For cases when genomic regions can be defined freely for a model, the input samples will always have to generated matching the model input sequence length. This means that for query variants a region of the length of the model input will be centered on the query variant position. For query regions (e.g.: bed input file) every region is overlapped with windows of length of the model input. The first of those regions will start at the same position as the selected query region. Regions of the length of the model input sequence length will then be generated consecutively in order to cover the full region defined by the respective query region - see this schematic:

variant effect prediction sketch

In the top bit of this schematic on can see the case in which the dataloader accepts a bed file as an input to generate model input data. This also requires the correct setup of the dataloader.yaml in postprocessing > variant_effects > bed_input as described in more detail (here)[../postprocessing/variant_effect_prediction]. When the dataloader doesn't support bed input files for region defintion then all the regions generated by the dataloader will be overlapped with the query regions and any overlapping data generated from the dataloader will be used for mutation maps. The same as for bed query files holds true for VCF query files.
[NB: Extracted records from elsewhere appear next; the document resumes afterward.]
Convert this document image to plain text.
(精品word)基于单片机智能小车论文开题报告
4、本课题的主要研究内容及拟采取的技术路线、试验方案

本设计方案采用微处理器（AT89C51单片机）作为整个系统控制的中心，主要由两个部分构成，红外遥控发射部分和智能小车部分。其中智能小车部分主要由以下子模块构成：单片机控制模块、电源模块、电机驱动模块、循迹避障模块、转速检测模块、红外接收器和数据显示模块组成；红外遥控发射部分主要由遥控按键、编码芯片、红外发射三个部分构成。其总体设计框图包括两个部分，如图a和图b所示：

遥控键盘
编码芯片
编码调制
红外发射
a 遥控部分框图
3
As mentioned above all of those model input sequences are the subjected to variant effect prediction for every base and ever possible allele.

The integer numbers displayed in the green or orange boxes are te order in which model input data is processed by the mutation map calculation algorithm. The numbers represent the index by which the predictions can then be accessed for plotting (input_entry in plot_mutmap method of MutationMapPlotter or --input_entry CLI argument).